Quando l'Italia faceva ancora le guerre, si diceva: "Taci, il nemico ti ascolta". Tempi infausti, ma complementari a quelli odierni in Russia. I media ufficiali e i giornali ripropongono la retorica del Cremlino ed evitano di fornire notizie demoralizzanti o troppo negative riguardo l'operazione militare speciale in Ucraina. La propaganda governativa interna ha finora dipinto la difesa "esterna" della patria russa in Ucraina, come contro Napoleone e i nazisti, come necessaria a contenere l'offensiva dell'Occidente euro-americano. Adesso le cose sono però un po' cambiate. Lo stop all'avanzata della Nato tramite il Paese invaso viene data per acquisita. Serve un'impostazione che convincesse migliaia di giovani soldati a trasferirsi al confine con la Finlandia, per proteggere il fianco in comune con la Nato ed evitare una "seconda Ucraina". Serve tranquillizzare la sempre più ampia fetta di popolazione stanca dei sacrifici imposti dalla guerra. Serve un disgelo con Europa e Stati Uniti per aprire i mercati russi anche verso Ovest, evitando che la Cina si pappi tutto il meglio che Mosca ha da offrire (idrocarburi, grano e materie prime) ma a prezzo scontato e a rate.
Iniziamo col dire che la "pace" in Russia non la vuole nessuno. Non per come la intendiamo noi, almeno. Col termine "partito della pace" (Партия мира, "Partiya mira") in Russia si intende un gruppo di politici, oligarchi e decisori che vogliono riaprire parzialmente all'Occidente per evitare di finire preda della Cina, vogliono un cessate il fuoco con Kiev (sempre a vantaggio di Mosca, ovviamente) e l'introduzione di una nuova versione degli accordi di Minsk. Non si tratta affatto di "occidentalisti", come spesso sono stati descritti qui da noi, ma sempre e comunque di patrioti che però propongono una ricetta meno estrema rispetto ai cosiddetti "statalisti" duri e puri. Tra le loro fila troviamo un nome sorprendente, a testimonianza di quanto non esiste un partito "contro" la guerra in Russia: Dmitry Peskov. Proprio lui, il portavoce più violento che leggiamo sui media, fedelissimo di Putin. Ma anche Vladimir Medinsky, ministro della Cultura e capo negoziatore inviato dal presidente stesso a fare gli interessi di Mosca nelle trattative. Allora il cerchio si chiude: Putin stesso ha necessità di dare l'impressione di volere la pace.
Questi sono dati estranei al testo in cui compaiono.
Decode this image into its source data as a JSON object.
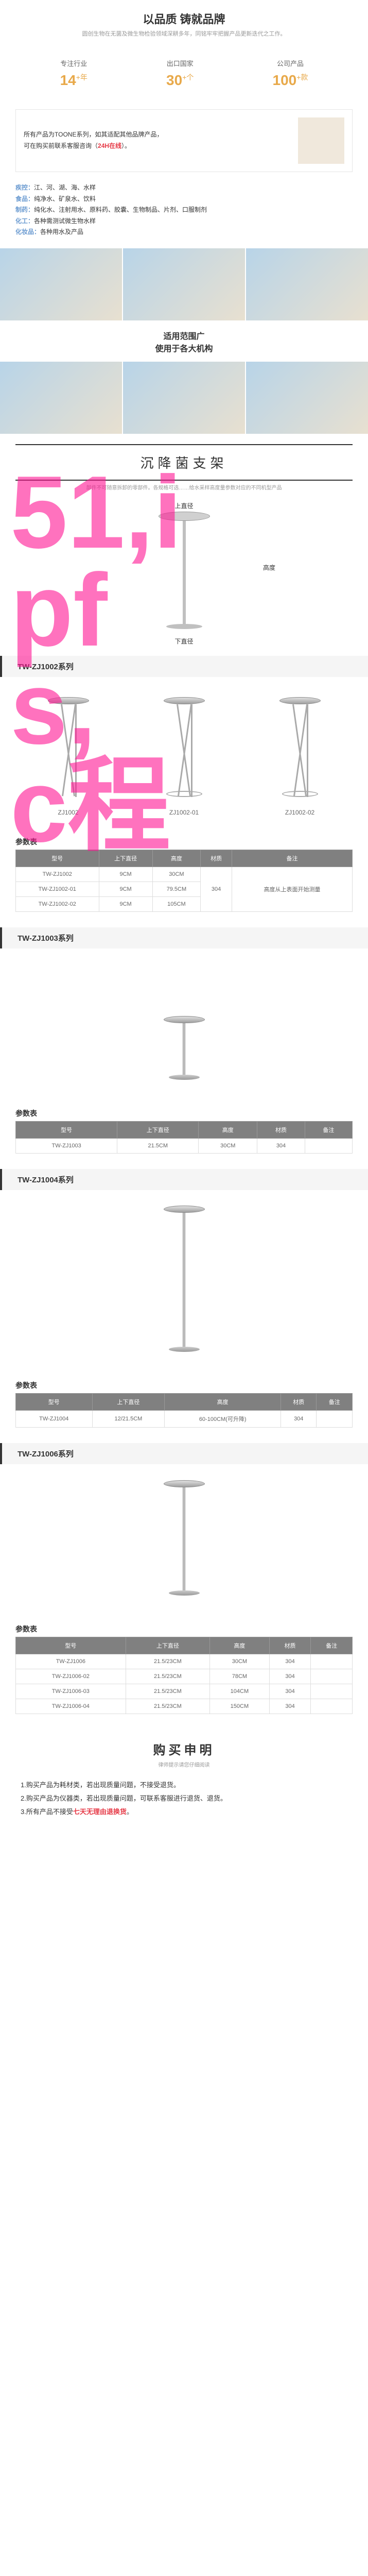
{
  "header": {
    "title": "以品质 铸就品牌",
    "subtitle": "圆创生物在无菌及微生物检验领域深耕多年，同铭牢牢把握产品更新迭代之工作。"
  },
  "stats": [
    {
      "label": "专注行业",
      "value": "14",
      "unit": "+年"
    },
    {
      "label": "出口国家",
      "value": "30",
      "unit": "+个"
    },
    {
      "label": "公司产品",
      "value": "100",
      "unit": "+款"
    }
  ],
  "notice": {
    "line1": "所有产品为TOONE系列，如其适配其他品牌产品，",
    "line2_prefix": "可在购买前联系客服咨询（",
    "line2_highlight": "24H在线",
    "line2_suffix": "）。"
  },
  "categories": [
    {
      "label": "疾控：",
      "text": "江、河、湖、海、水样"
    },
    {
      "label": "食品：",
      "text": "纯净水、矿泉水、饮料"
    },
    {
      "label": "制药：",
      "text": "纯化水、注射用水、原料药、胶囊、生物制品、片剂、口服制剂"
    },
    {
      "label": "化工：",
      "text": "各种需测试微生物水样"
    },
    {
      "label": "化妆品：",
      "text": "各种用水及产品"
    }
  ],
  "usage_banner": {
    "line1": "适用范围广",
    "line2": "使用于各大机构"
  },
  "section_title": "沉降菌支架",
  "section_sub": "部件不可随意拆卸的零部件。各规格可选……给水采样高度量参数对应的不同机型产品",
  "diagram": {
    "top_label": "上直径",
    "height_label": "高度",
    "bottom_label": "下直径"
  },
  "series": [
    {
      "name": "TW-ZJ1002系列",
      "products": [
        {
          "name": "ZJ1002",
          "style": "tripod"
        },
        {
          "name": "ZJ1002-01",
          "style": "tripod-ring"
        },
        {
          "name": "ZJ1002-02",
          "style": "tripod-ring"
        }
      ],
      "param_title": "参数表",
      "columns": [
        "型号",
        "上下直径",
        "高度",
        "材质",
        "备注"
      ],
      "rows": [
        [
          "TW-ZJ1002",
          "9CM",
          "30CM",
          "304",
          ""
        ],
        [
          "TW-ZJ1002-01",
          "9CM",
          "79.5CM",
          "304",
          "高度从上表面开始测量"
        ],
        [
          "TW-ZJ1002-02",
          "9CM",
          "105CM",
          "304",
          ""
        ]
      ],
      "note_merged": true
    },
    {
      "name": "TW-ZJ1003系列",
      "products": [
        {
          "name": "",
          "style": "single-short"
        }
      ],
      "param_title": "参数表",
      "columns": [
        "型号",
        "上下直径",
        "高度",
        "材质",
        "备注"
      ],
      "rows": [
        [
          "TW-ZJ1003",
          "21.5CM",
          "30CM",
          "304",
          ""
        ]
      ]
    },
    {
      "name": "TW-ZJ1004系列",
      "products": [
        {
          "name": "",
          "style": "single-tall"
        }
      ],
      "param_title": "参数表",
      "columns": [
        "型号",
        "上下直径",
        "高度",
        "材质",
        "备注"
      ],
      "rows": [
        [
          "TW-ZJ1004",
          "12/21.5CM",
          "60-100CM(可升降)",
          "304",
          ""
        ]
      ]
    },
    {
      "name": "TW-ZJ1006系列",
      "products": [
        {
          "name": "",
          "style": "single-medium"
        }
      ],
      "param_title": "参数表",
      "columns": [
        "型号",
        "上下直径",
        "高度",
        "材质",
        "备注"
      ],
      "rows": [
        [
          "TW-ZJ1006",
          "21.5/23CM",
          "30CM",
          "304",
          ""
        ],
        [
          "TW-ZJ1006-02",
          "21.5/23CM",
          "78CM",
          "304",
          ""
        ],
        [
          "TW-ZJ1006-03",
          "21.5/23CM",
          "104CM",
          "304",
          ""
        ],
        [
          "TW-ZJ1006-04",
          "21.5/23CM",
          "150CM",
          "304",
          ""
        ]
      ]
    }
  ],
  "purchase": {
    "title": "购买申明",
    "subtitle": "律师提示请您仔细阅读",
    "items": [
      {
        "text": "1.购买产品为耗材类，若出现质量问题，不接受退货。"
      },
      {
        "text": "2.购买产品为仪器类，若出现质量问题，可联系客服进行退货、退货。"
      },
      {
        "prefix": "3.所有产品不接受",
        "highlight": "七天无理由退换货",
        "suffix": "。"
      }
    ]
  },
  "watermark": "51,i\npf\ns,\nc程"
}
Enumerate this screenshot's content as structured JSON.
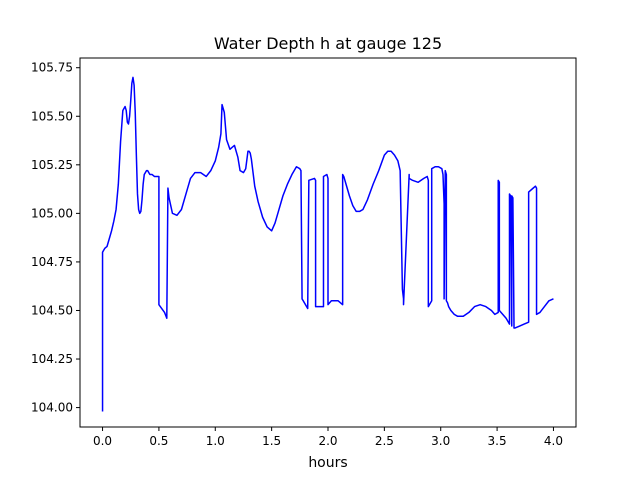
{
  "chart_data": {
    "type": "line",
    "title": "Water Depth h at gauge 125",
    "xlabel": "hours",
    "ylabel": "",
    "xlim": [
      -0.2,
      4.2
    ],
    "ylim": [
      103.9,
      105.8
    ],
    "xticks": [
      0.0,
      0.5,
      1.0,
      1.5,
      2.0,
      2.5,
      3.0,
      3.5,
      4.0
    ],
    "xtick_labels": [
      "0.0",
      "0.5",
      "1.0",
      "1.5",
      "2.0",
      "2.5",
      "3.0",
      "3.5",
      "4.0"
    ],
    "yticks": [
      104.0,
      104.25,
      104.5,
      104.75,
      105.0,
      105.25,
      105.5,
      105.75
    ],
    "ytick_labels": [
      "104.00",
      "104.25",
      "104.50",
      "104.75",
      "105.00",
      "105.25",
      "105.50",
      "105.75"
    ],
    "grid": false,
    "legend": "none",
    "series": [
      {
        "color": "#0000ff",
        "x": [
          0.0,
          0.0,
          0.0,
          0.01,
          0.02,
          0.04,
          0.06,
          0.08,
          0.1,
          0.12,
          0.14,
          0.16,
          0.18,
          0.2,
          0.21,
          0.22,
          0.23,
          0.24,
          0.25,
          0.26,
          0.27,
          0.28,
          0.29,
          0.3,
          0.31,
          0.32,
          0.33,
          0.34,
          0.35,
          0.36,
          0.37,
          0.38,
          0.39,
          0.4,
          0.42,
          0.44,
          0.46,
          0.5,
          0.5,
          0.55,
          0.57,
          0.58,
          0.59,
          0.62,
          0.66,
          0.7,
          0.74,
          0.78,
          0.82,
          0.87,
          0.92,
          0.96,
          1.0,
          1.03,
          1.05,
          1.06,
          1.08,
          1.1,
          1.13,
          1.15,
          1.17,
          1.2,
          1.22,
          1.25,
          1.27,
          1.29,
          1.3,
          1.31,
          1.32,
          1.35,
          1.38,
          1.42,
          1.46,
          1.5,
          1.53,
          1.56,
          1.6,
          1.64,
          1.68,
          1.72,
          1.75,
          1.76,
          1.77,
          1.78,
          1.8,
          1.82,
          1.83,
          1.88,
          1.89,
          1.89,
          1.95,
          1.96,
          1.96,
          1.99,
          2.0,
          2.0,
          2.03,
          2.06,
          2.09,
          2.13,
          2.13,
          2.14,
          2.16,
          2.19,
          2.22,
          2.25,
          2.28,
          2.31,
          2.35,
          2.4,
          2.45,
          2.5,
          2.53,
          2.56,
          2.59,
          2.62,
          2.64,
          2.66,
          2.67,
          2.67,
          2.72,
          2.72,
          2.75,
          2.8,
          2.85,
          2.88,
          2.89,
          2.89,
          2.92,
          2.92,
          2.95,
          2.98,
          3.01,
          3.02,
          3.03,
          3.03,
          3.04,
          3.05,
          3.05,
          3.06,
          3.07,
          3.09,
          3.12,
          3.15,
          3.2,
          3.25,
          3.3,
          3.35,
          3.4,
          3.45,
          3.48,
          3.51,
          3.51,
          3.52,
          3.52,
          3.55,
          3.58,
          3.6,
          3.61,
          3.61,
          3.62,
          3.63,
          3.63,
          3.64,
          3.65,
          3.65,
          3.66,
          3.7,
          3.74,
          3.78,
          3.78,
          3.82,
          3.84,
          3.85,
          3.85,
          3.88,
          3.92,
          3.96,
          4.0
        ],
        "y": [
          103.98,
          104.13,
          104.8,
          104.81,
          104.82,
          104.83,
          104.87,
          104.91,
          104.96,
          105.02,
          105.15,
          105.37,
          105.53,
          105.55,
          105.53,
          105.47,
          105.46,
          105.5,
          105.58,
          105.67,
          105.7,
          105.66,
          105.52,
          105.3,
          105.1,
          105.02,
          105.0,
          105.01,
          105.07,
          105.15,
          105.2,
          105.21,
          105.22,
          105.22,
          105.2,
          105.2,
          105.19,
          105.19,
          104.53,
          104.49,
          104.46,
          105.13,
          105.08,
          105.0,
          104.99,
          105.02,
          105.1,
          105.18,
          105.21,
          105.21,
          105.19,
          105.22,
          105.27,
          105.34,
          105.41,
          105.56,
          105.52,
          105.38,
          105.33,
          105.34,
          105.35,
          105.29,
          105.22,
          105.21,
          105.23,
          105.32,
          105.32,
          105.31,
          105.28,
          105.14,
          105.06,
          104.98,
          104.93,
          104.91,
          104.95,
          105.01,
          105.09,
          105.15,
          105.2,
          105.24,
          105.23,
          105.22,
          104.56,
          104.55,
          104.53,
          104.51,
          105.17,
          105.18,
          105.17,
          104.52,
          104.52,
          104.52,
          105.19,
          105.2,
          105.18,
          104.53,
          104.55,
          104.55,
          104.55,
          104.53,
          105.2,
          105.19,
          105.15,
          105.09,
          105.04,
          105.01,
          105.01,
          105.02,
          105.07,
          105.15,
          105.22,
          105.3,
          105.32,
          105.32,
          105.3,
          105.27,
          105.22,
          104.61,
          104.56,
          104.53,
          105.2,
          105.18,
          105.17,
          105.16,
          105.18,
          105.19,
          105.17,
          104.52,
          104.55,
          105.23,
          105.24,
          105.24,
          105.23,
          105.2,
          105.05,
          104.56,
          105.22,
          105.2,
          104.55,
          104.54,
          104.52,
          104.5,
          104.48,
          104.47,
          104.47,
          104.49,
          104.52,
          104.53,
          104.52,
          104.5,
          104.48,
          104.49,
          105.17,
          105.16,
          104.5,
          104.48,
          104.46,
          104.44,
          104.43,
          105.1,
          105.09,
          104.42,
          105.09,
          105.08,
          104.42,
          104.41,
          104.41,
          104.42,
          104.43,
          104.44,
          105.11,
          105.13,
          105.14,
          105.13,
          104.48,
          104.49,
          104.52,
          104.55,
          104.56
        ]
      }
    ]
  }
}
Cioè di sostenere un ordine multipolare a guida russa ma cooperante con altre potenze, in opposizione all'idea degli statalisti che solo una svolta ancora più dura potrà riportare la Russia alla grandezza imperiale perduta.
Per lo stesso ragionamento, se proprio non la "vogliono", la guerra in Russia la giustificano quasi tutti. È stato l'estremo tentativo di "smascherare il bluff occidentale", con gli Usa manovratori da remoto di un'avanzata della Nato contro la Russia. Propaganda contro propaganda. "Colombe" per la pace contro "falchi" per la guerra. Lo scontro pubblico tra le due fazioni è esploso quando Medinsky e Peskov hanno iniziato a fare pressioni per la conclusione "al più presto possibile" di accordi di pace a condizioni che vadano bene un po' per tutti. Il punto più criticato riguarda la proposta dei "pacifisti" sullo status della Crimea, che resterebbe parte della Russia per "soli" 25 anni. Non per sempre. "Non faremo alcuna concessione, il signor Medinsky ha commesso un errore", ha affermato uno di quelli che vogliono la guerra come unica via per primeggiare nel mondo. Uno che conosciamo bene: Ramzan Kadyrov, leader paramilitare della Cecenia russa e generale molto influente in ambito militare, soprattutto nel bacio caucasico dal quale l'esercito russo ha pescato a piene mani per rimpolpare le truppe inviate in Ucraina. Su canali Telegram interventisti la retorica si fa ancora più violenta nei confronti di altri dirigenti della Federazione. Peskov in primis, il quale - dicono i "turbo-patriottici" - "sotto Stalin sarebbe già stato castrato" per aver proposto un compromesso con gli ucraini.